The bill comes due. This is also how my mind works.  A few months back I regaled you with the story of Shawn, a client charged with leading the police on a 100 mph chase along the Shoreway here.  I'd taken a close look at the cops' dashboard cam video, which showed a few seconds of the driver leaping from the car.  I noticed that the driver was wearing shorts, then went out to the Euclid police station and learned from the booking card that my client had been wearing blue jeans the night he was arrested.  I presented this to the prosecutor, who dropped the fleeing charge.  He still wanted a plea to the other charges, receiving stolen property and attempted theft of a car, but I had hopes of working out something better the morning of trial.  It became academic when Shawn didn't show up.

There have been other developments since then.  Turns out Shawn had a reason for not showing up at trial:  he was in jail on another matter.  Hey, I didn't say it was a good reason.  Still, I managed to convince (a) the prosecutor to give me a better deal, dropping the 4th degree felony and leaving only a 5th degree, (b) the judge to let Shawn out of jail, and (c) the judge to give Shawn probation if he pled.  Which Shawn did. 

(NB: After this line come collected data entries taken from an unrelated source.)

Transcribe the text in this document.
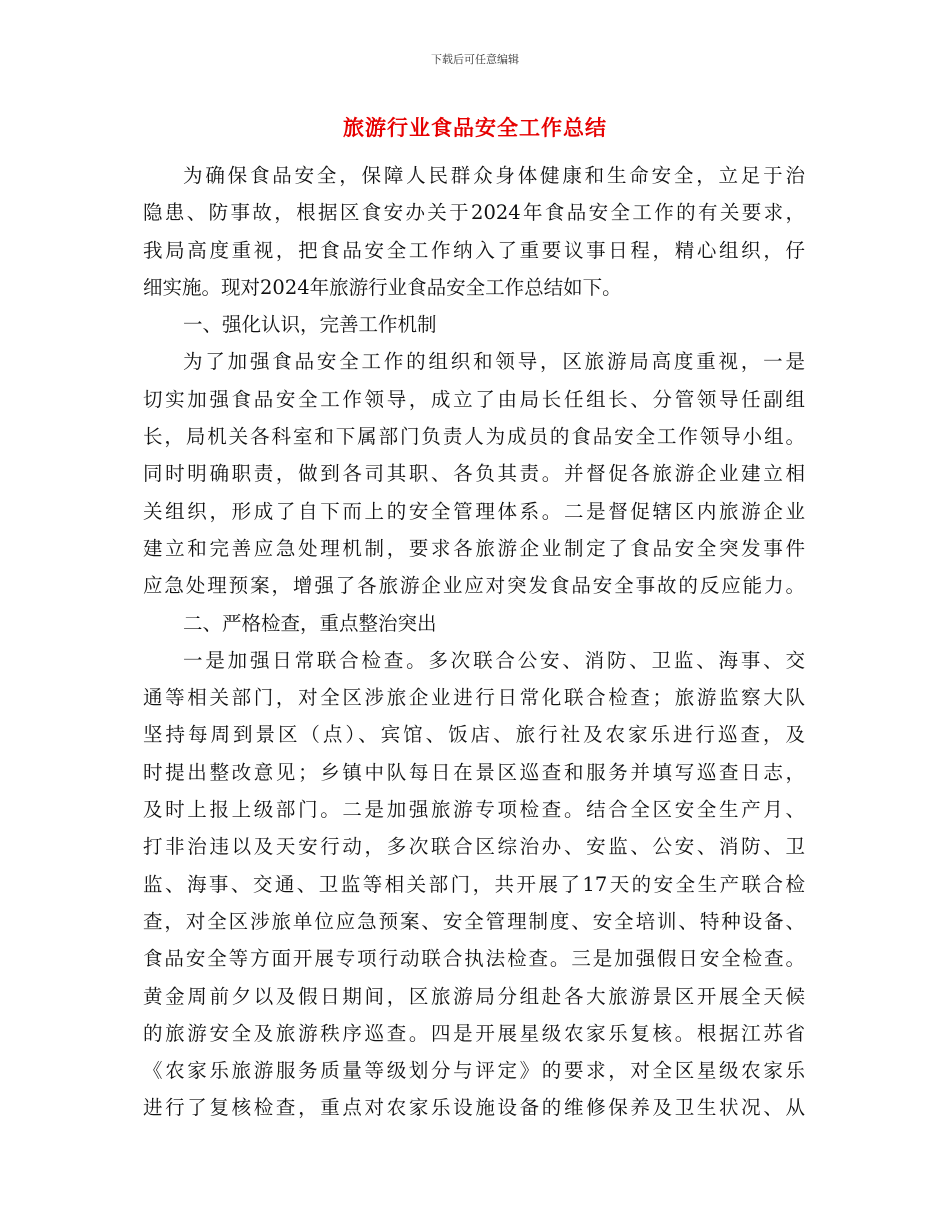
下载后可任意编辑
旅游行业食品安全工作总结
为确保食品安全，保障人民群众身体健康和生命安全，立足于治
隐患、防事故，根据区食安办关于2024年食品安全工作的有关要求，
我局高度重视，把食品安全工作纳入了重要议事日程，精心组织，仔
细实施。现对2024年旅游行业食品安全工作总结如下。
一、强化认识，完善工作机制
为了加强食品安全工作的组织和领导，区旅游局高度重视，一是
切实加强食品安全工作领导，成立了由局长任组长、分管领导任副组
长，局机关各科室和下属部门负责人为成员的食品安全工作领导小组。
同时明确职责，做到各司其职、各负其责。并督促各旅游企业建立相
关组织，形成了自下而上的安全管理体系。二是督促辖区内旅游企业
建立和完善应急处理机制，要求各旅游企业制定了食品安全突发事件
应急处理预案，增强了各旅游企业应对突发食品安全事故的反应能力。
二、严格检查，重点整治突出
一是加强日常联合检查。多次联合公安、消防、卫监、海事、交
通等相关部门，对全区涉旅企业进行日常化联合检查；旅游监察大队
坚持每周到景区（点）、宾馆、饭店、旅行社及农家乐进行巡查，及
时提出整改意见；乡镇中队每日在景区巡查和服务并填写巡查日志，
及时上报上级部门。二是加强旅游专项检查。结合全区安全生产月、
打非治违以及天安行动，多次联合区综治办、安监、公安、消防、卫
监、海事、交通、卫监等相关部门，共开展了17天的安全生产联合检
查，对全区涉旅单位应急预案、安全管理制度、安全培训、特种设备、
食品安全等方面开展专项行动联合执法检查。三是加强假日安全检查。
黄金周前夕以及假日期间，区旅游局分组赴各大旅游景区开展全天候
的旅游安全及旅游秩序巡查。四是开展星级农家乐复核。根据江苏省
《农家乐旅游服务质量等级划分与评定》的要求，对全区星级农家乐
进行了复核检查，重点对农家乐设施设备的维修保养及卫生状况、从
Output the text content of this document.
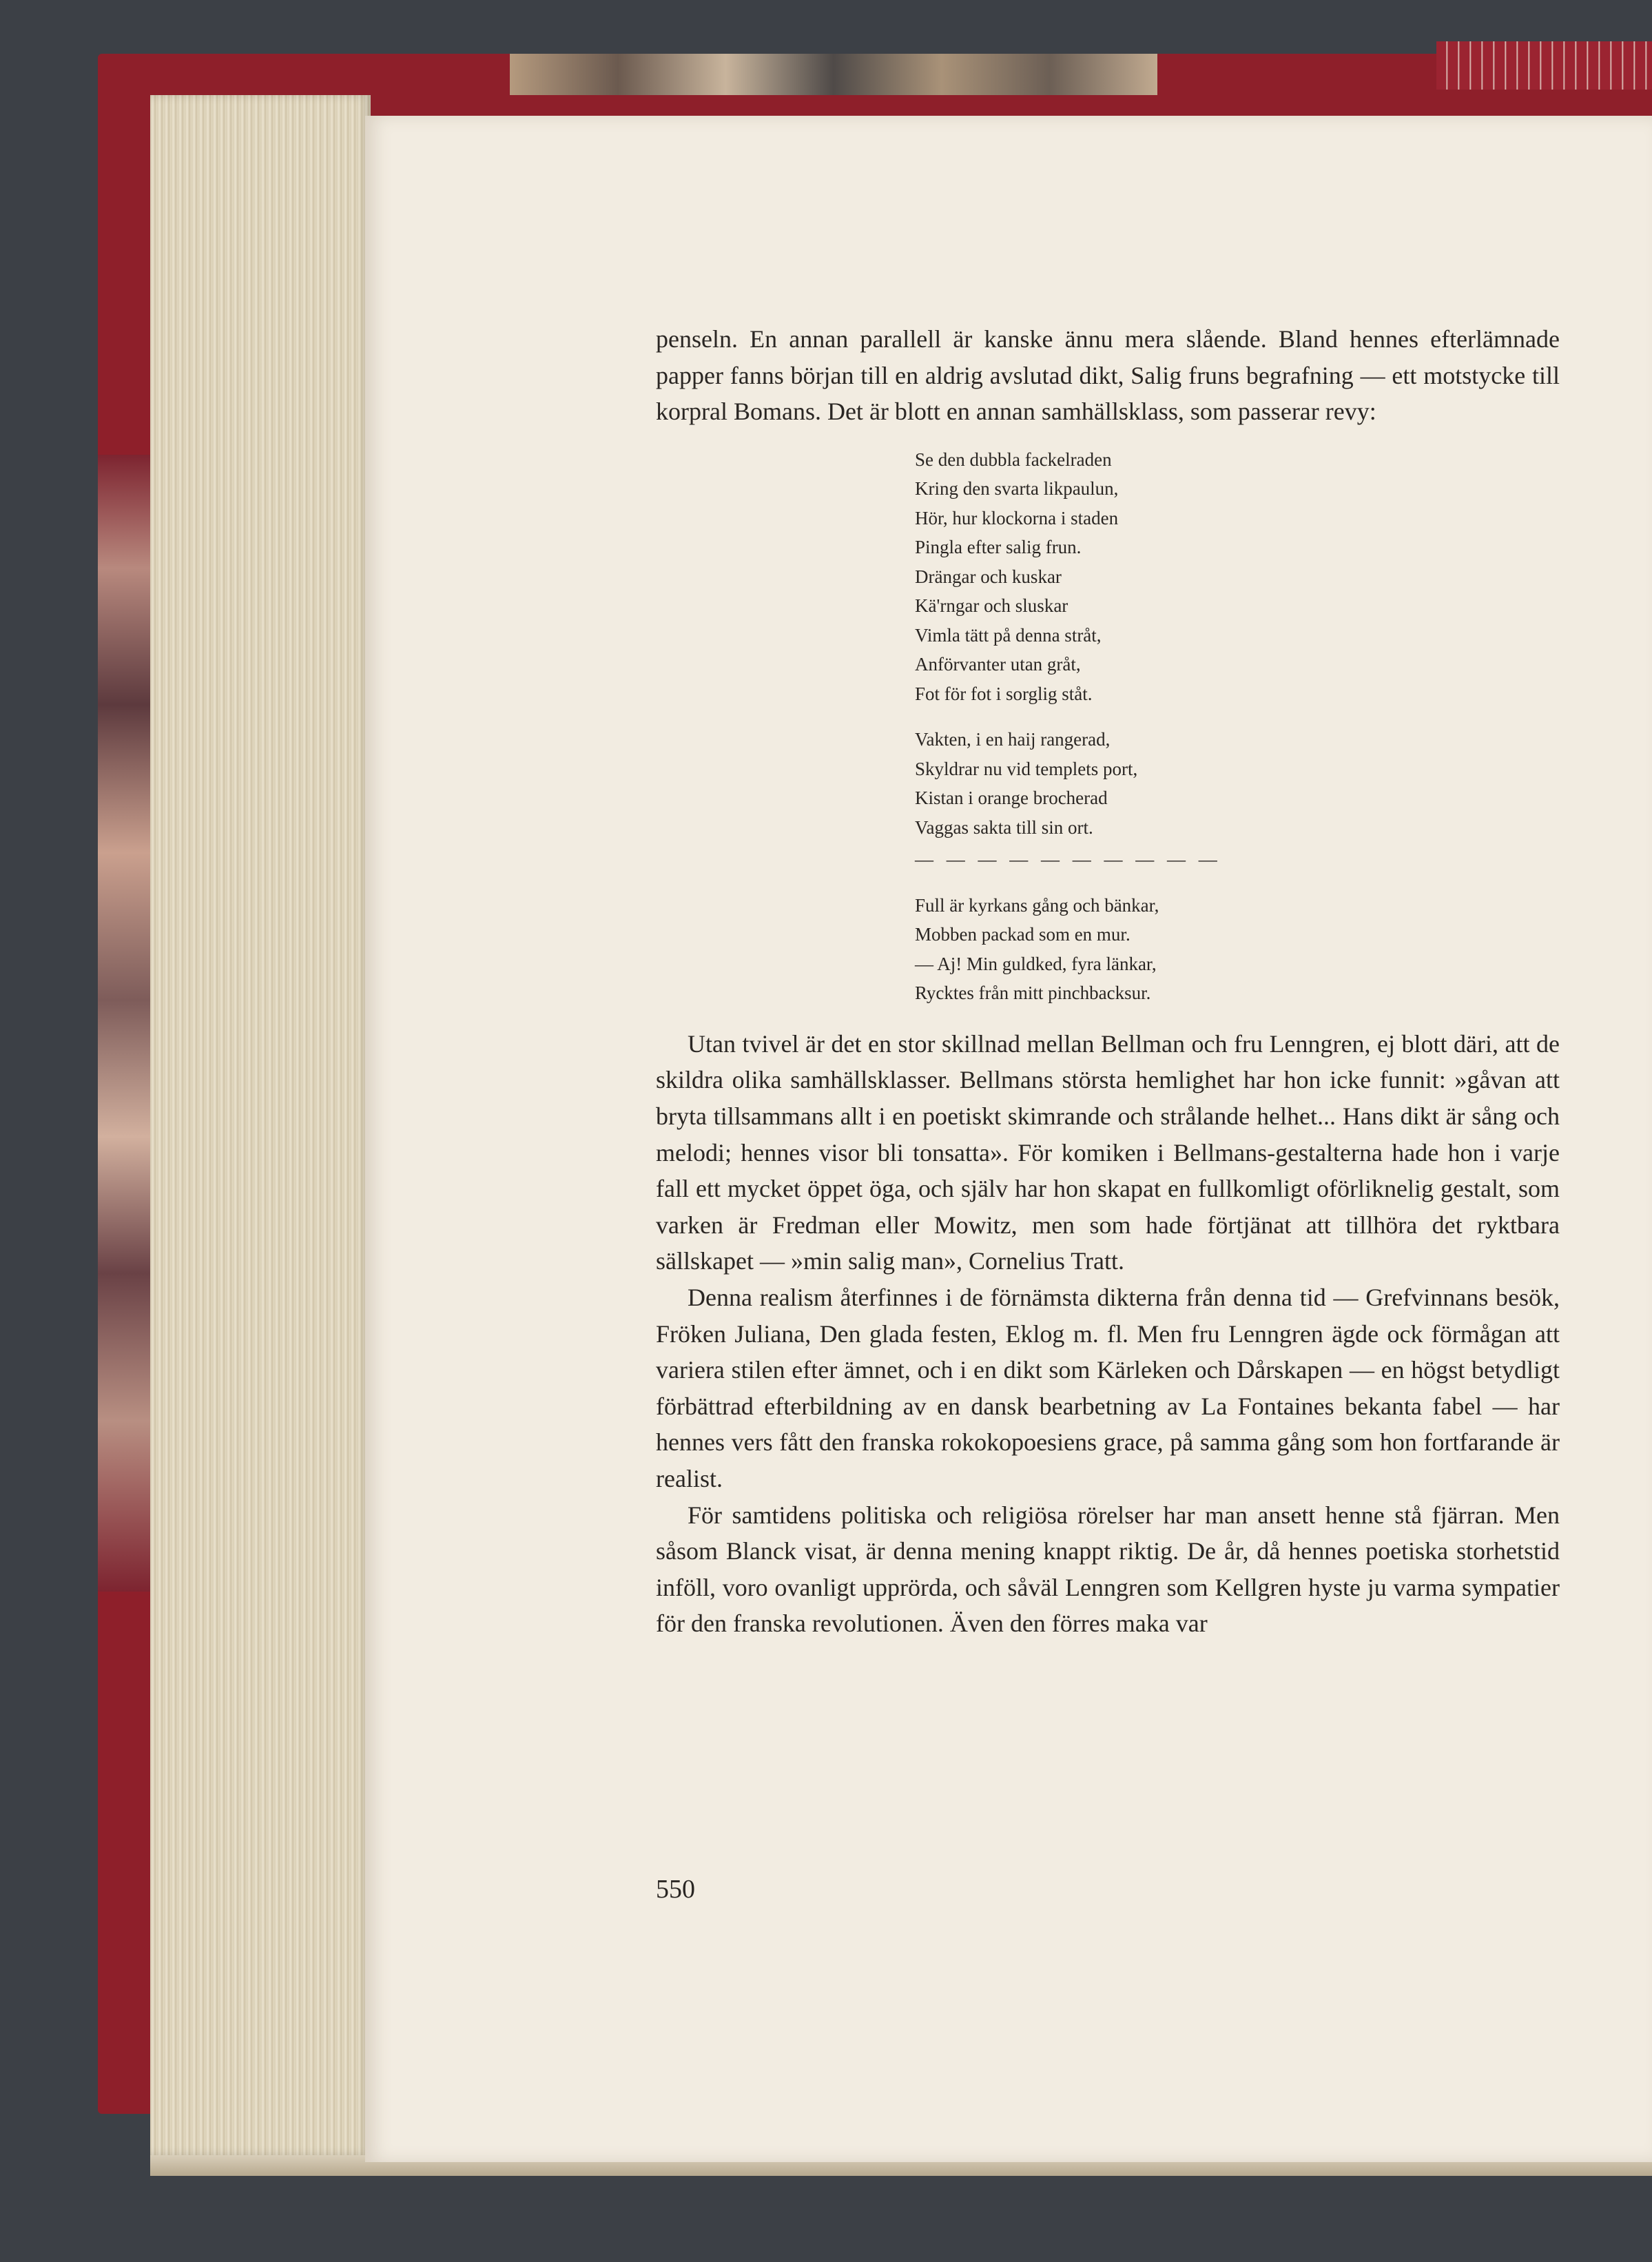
penseln. En annan parallell är kanske ännu mera slående. Bland hennes efterlämnade papper fanns början till en aldrig avslutad dikt, Salig fruns begrafning — ett motstycke till korpral Bomans. Det är blott en annan samhällsklass, som passerar revy:

Se den dubbla fackelraden
Kring den svarta likpaulun,
Hör, hur klockorna i staden
Pingla efter salig frun.
Drängar och kuskar
Kä'rngar och sluskar
Vimla tätt på denna stråt,
Anförvanter utan gråt,
Fot för fot i sorglig ståt.
Vakten, i en haij rangerad,
Skyldrar nu vid templets port,
Kistan i orange brocherad
Vaggas sakta till sin ort.
— — — — — — — — — —
Full är kyrkans gång och bänkar,
Mobben packad som en mur.
— Aj! Min guldked, fyra länkar,
Rycktes från mitt pinchbacksur.

Utan tvivel är det en stor skillnad mellan Bellman och fru Lenngren, ej blott däri, att de skildra olika samhällsklasser. Bellmans största hemlighet har hon icke funnit: »gåvan att bryta tillsammans allt i en poetiskt skimrande och strålande helhet... Hans dikt är sång och melodi; hennes visor bli tonsatta». För komiken i Bellmans-gestalterna hade hon i varje fall ett mycket öppet öga, och själv har hon skapat en fullkomligt oförliknelig gestalt, som varken är Fredman eller Mowitz, men som hade förtjänat att tillhöra det ryktbara sällskapet — »min salig man», Cornelius Tratt.

Denna realism återfinnes i de förnämsta dikterna från denna tid — Grefvinnans besök, Fröken Juliana, Den glada festen, Eklog m. fl. Men fru Lenngren ägde ock förmågan att variera stilen efter ämnet, och i en dikt som Kärleken och Dårskapen — en högst betydligt förbättrad efterbildning av en dansk bearbetning av La Fontaines bekanta fabel — har hennes vers fått den franska rokokopoesiens grace, på samma gång som hon fortfarande är realist.

För samtidens politiska och religiösa rörelser har man ansett henne stå fjärran. Men såsom Blanck visat, är denna mening knappt riktig. De år, då hennes poetiska storhetstid inföll, voro ovanligt upprörda, och såväl Lenngren som Kellgren hyste ju varma sympatier för den franska revolutionen. Även den förres maka var

550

Normally, I just send a client a letter reminding him of the sentencing date, but in this case I made a special point to call Shawn the day before.  His mother answered, and mumbled something about Shawn's grandmother's funeral coming up.  I told her in no uncertain terms that Shawn had to be at his sentencing the next day.  He  wasn't.  Two weeks ago, the mother called me up, told me that she'd taken him to the funeral anyway, and wondered what they should do.  I told her it was absolutely essential that he turn himself in; if he got stopped for a traffic violation, the cops would discover the warrant, and the judge would be much less impressed with the situation.  We set up plans for him to be in the court the next morning.

He didn't show.

The other day I got a call from the mother.  Shawn had been a passenger in a car that had been stopped for a traffic violation and...  Well, you can pretty much fill in the rest.  The mother asked me, "What do you think will happen?"

I said, "You haven't listened to anything I've told you so far, why would you start now?"